The high dollar hindered companies that export, but helped consumers of imported goods thus increasing the balance of payment imbalance.
On our side, Kenyan businesses should expect modest declines in textiles, agricultural commodities, and other exports to the United States commensurate with the change.
Interestingly, the dollar has not declined markedly against many Sub-Saharan African currencies such as the South African Rand, Tanzanian Shilling, Ugandan Shilling, and our very own Kenyan Shilling.
Also, the Kenyan shilling remained constant against the South African rand, Tanzanian shilling, and the Ugandan shilling during the past month in the lead-up to and after our General Election.
Since the Kenyan shilling did not appreciate or depreciate dramatically against major or regional currencies since the election, the local and international markets therefore expected the overall outcome of our general election and did not expect major unrest.
Remember that US President Trump’s unexpected win shot the dollar up substantially because the markets did not expect it and the assumed commensurate corporate tax breaks a Republican administration might bring.

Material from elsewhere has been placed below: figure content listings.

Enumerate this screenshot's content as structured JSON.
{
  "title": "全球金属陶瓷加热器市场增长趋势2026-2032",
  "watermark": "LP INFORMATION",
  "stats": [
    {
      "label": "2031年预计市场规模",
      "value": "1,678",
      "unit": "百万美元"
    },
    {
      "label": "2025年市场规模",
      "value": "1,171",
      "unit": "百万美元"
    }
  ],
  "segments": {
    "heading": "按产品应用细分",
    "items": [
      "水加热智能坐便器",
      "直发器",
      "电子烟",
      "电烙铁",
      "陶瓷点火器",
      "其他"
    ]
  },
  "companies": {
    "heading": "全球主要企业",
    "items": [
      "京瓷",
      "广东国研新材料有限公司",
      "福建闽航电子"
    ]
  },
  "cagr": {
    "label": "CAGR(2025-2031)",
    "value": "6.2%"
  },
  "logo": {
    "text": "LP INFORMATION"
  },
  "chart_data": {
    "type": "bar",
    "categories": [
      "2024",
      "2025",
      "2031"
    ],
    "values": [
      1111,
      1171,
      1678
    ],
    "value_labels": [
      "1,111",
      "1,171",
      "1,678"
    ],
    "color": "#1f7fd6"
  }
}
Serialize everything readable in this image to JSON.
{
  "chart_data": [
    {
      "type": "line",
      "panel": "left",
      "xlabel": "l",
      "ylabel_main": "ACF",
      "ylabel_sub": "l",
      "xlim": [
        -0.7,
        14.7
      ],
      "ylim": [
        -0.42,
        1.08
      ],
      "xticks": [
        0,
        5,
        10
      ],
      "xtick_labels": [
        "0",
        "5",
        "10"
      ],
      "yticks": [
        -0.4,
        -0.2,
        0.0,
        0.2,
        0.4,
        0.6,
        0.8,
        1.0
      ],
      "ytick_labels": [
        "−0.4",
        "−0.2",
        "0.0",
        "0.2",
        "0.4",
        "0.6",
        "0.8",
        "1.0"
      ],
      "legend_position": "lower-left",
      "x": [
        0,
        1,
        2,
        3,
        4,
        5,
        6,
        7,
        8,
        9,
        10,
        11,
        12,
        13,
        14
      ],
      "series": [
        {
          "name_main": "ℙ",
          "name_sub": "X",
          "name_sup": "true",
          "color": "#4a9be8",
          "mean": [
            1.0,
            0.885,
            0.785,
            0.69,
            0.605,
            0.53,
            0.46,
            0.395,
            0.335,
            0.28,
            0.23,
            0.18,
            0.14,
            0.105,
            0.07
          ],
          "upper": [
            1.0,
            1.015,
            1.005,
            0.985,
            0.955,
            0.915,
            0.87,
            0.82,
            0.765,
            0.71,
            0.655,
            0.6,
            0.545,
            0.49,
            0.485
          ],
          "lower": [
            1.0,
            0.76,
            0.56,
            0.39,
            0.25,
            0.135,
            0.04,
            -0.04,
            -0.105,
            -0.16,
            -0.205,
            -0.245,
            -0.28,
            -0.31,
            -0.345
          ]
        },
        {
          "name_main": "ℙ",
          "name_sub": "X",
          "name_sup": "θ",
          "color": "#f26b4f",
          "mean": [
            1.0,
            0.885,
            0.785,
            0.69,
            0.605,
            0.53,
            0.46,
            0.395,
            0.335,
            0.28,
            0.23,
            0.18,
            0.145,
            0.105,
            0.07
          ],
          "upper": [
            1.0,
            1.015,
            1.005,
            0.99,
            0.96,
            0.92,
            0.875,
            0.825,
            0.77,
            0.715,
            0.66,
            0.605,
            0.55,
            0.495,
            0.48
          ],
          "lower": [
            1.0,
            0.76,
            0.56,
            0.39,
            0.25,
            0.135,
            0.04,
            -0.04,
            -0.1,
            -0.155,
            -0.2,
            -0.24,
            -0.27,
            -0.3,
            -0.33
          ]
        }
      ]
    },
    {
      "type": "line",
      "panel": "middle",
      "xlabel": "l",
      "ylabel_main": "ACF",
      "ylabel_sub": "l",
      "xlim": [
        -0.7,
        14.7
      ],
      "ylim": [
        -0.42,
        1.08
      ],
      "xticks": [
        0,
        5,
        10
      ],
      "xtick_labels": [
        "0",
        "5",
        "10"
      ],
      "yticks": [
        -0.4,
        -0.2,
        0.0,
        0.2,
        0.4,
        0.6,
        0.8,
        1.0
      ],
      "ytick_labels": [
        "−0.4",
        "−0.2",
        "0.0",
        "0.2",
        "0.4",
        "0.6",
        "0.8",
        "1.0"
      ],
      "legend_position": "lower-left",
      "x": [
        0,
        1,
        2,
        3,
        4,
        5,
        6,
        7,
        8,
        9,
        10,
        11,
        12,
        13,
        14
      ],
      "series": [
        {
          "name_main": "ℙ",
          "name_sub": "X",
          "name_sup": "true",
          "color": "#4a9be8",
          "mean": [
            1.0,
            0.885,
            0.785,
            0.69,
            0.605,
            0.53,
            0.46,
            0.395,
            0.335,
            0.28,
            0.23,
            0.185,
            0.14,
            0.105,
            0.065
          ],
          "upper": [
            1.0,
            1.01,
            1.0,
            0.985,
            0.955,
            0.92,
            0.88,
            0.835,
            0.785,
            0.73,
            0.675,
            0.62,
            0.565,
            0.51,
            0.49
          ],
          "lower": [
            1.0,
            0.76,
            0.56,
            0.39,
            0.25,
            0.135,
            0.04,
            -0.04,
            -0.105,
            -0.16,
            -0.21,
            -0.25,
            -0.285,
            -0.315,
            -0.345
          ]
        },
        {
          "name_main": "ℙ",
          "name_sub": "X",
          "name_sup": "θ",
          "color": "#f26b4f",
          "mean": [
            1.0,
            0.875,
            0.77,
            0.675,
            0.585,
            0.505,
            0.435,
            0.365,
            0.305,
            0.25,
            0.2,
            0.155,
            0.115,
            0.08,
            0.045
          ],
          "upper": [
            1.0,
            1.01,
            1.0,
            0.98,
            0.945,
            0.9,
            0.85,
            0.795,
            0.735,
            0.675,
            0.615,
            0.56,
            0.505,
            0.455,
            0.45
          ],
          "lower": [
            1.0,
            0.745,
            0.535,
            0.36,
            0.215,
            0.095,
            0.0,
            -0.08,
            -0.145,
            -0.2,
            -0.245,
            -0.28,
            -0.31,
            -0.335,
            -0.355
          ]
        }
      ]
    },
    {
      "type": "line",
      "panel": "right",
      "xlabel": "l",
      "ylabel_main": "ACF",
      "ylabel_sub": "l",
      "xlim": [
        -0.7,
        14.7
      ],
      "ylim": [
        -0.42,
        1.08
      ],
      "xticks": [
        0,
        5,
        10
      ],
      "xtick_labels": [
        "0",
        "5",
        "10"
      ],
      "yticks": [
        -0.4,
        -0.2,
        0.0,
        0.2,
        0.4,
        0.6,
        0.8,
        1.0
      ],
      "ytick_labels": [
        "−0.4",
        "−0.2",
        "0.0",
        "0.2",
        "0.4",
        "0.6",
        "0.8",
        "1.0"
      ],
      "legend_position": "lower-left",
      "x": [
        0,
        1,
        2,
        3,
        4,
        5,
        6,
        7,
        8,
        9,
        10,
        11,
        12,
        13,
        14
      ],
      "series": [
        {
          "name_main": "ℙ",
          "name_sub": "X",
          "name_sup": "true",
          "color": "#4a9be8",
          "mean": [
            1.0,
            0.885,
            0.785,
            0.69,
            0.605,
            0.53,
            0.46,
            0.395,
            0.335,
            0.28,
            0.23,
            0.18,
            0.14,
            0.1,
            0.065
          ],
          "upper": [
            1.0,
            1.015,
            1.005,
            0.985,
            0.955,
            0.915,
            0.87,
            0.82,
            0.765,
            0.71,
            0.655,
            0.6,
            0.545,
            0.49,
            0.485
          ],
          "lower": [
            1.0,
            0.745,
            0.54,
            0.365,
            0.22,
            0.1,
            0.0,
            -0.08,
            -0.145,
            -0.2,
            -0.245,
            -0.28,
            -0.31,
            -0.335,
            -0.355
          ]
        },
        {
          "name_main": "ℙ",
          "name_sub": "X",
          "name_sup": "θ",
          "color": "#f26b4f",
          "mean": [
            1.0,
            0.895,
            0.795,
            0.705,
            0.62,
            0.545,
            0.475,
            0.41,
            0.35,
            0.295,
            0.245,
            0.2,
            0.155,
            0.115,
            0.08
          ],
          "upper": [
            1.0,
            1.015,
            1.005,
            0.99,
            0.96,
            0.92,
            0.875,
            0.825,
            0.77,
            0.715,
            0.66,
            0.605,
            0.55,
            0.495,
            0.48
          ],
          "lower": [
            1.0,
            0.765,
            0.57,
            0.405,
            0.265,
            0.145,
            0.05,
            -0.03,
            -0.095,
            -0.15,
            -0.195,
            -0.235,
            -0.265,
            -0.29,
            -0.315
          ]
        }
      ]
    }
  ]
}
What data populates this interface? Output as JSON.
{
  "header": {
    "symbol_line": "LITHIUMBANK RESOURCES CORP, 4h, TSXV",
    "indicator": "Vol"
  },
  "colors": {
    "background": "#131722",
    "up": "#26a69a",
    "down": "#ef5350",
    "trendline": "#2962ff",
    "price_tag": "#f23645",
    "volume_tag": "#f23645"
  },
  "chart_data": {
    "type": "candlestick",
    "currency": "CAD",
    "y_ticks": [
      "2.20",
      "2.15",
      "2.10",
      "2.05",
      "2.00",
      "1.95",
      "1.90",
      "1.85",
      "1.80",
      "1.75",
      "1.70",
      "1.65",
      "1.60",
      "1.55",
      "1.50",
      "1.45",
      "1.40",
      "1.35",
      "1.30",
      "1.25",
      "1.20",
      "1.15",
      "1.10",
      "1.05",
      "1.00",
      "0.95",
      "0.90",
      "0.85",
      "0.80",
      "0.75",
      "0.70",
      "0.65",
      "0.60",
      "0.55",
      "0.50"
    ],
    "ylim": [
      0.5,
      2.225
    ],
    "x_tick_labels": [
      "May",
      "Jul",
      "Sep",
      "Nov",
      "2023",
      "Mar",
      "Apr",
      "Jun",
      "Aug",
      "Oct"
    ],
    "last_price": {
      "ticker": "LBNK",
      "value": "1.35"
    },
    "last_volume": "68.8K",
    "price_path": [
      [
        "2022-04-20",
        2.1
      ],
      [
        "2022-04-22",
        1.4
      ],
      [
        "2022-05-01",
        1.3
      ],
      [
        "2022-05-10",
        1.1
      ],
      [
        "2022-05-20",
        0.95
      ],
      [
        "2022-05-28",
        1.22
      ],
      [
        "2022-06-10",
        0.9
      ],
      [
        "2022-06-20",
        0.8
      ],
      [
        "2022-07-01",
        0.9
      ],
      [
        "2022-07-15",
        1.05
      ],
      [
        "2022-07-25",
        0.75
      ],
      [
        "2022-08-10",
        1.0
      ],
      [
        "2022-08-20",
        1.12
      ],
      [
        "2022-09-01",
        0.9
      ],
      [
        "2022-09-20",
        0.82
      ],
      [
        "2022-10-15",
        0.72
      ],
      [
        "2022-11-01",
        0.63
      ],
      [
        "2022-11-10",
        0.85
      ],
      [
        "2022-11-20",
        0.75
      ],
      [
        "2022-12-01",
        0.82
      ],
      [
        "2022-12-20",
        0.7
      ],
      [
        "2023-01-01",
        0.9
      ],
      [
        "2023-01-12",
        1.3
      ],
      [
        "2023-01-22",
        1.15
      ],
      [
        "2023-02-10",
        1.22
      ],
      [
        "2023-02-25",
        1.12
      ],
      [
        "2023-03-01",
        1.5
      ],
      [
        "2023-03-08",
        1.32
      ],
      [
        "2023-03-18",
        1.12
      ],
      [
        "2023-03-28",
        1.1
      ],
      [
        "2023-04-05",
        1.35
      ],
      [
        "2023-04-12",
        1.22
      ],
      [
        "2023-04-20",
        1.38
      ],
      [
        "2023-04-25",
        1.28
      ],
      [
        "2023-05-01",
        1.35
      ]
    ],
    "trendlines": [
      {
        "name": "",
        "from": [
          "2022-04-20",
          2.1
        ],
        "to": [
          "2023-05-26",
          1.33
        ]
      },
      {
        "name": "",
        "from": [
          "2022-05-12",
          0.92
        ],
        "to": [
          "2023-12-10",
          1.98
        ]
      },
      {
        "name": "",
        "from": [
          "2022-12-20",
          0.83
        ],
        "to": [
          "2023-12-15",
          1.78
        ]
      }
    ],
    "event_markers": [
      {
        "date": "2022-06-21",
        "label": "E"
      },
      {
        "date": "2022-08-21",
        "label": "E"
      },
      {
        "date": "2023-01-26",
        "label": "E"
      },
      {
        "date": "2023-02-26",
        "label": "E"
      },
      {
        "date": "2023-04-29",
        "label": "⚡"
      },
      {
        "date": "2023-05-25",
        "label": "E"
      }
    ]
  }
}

Conversely, the sharp decline in the British pound followed the shock Brexit vote. Markets react strongly when the unexpected happens. But meeting expectations yields calm investor responses.
No matter what political angle you hold, investors value stability and predictability. As Kenyans, we delivered exactly what investors expected thus far. Inasmuch, we should expect an increase in international investment since investor uncertainty abated after the elections and results did not deliver a positive or negative shock.
Given the also declining dollar, Kenyan firms could more easily court American investors now eager to take advantage of our higher GDP growth and our more stable currency in the current market.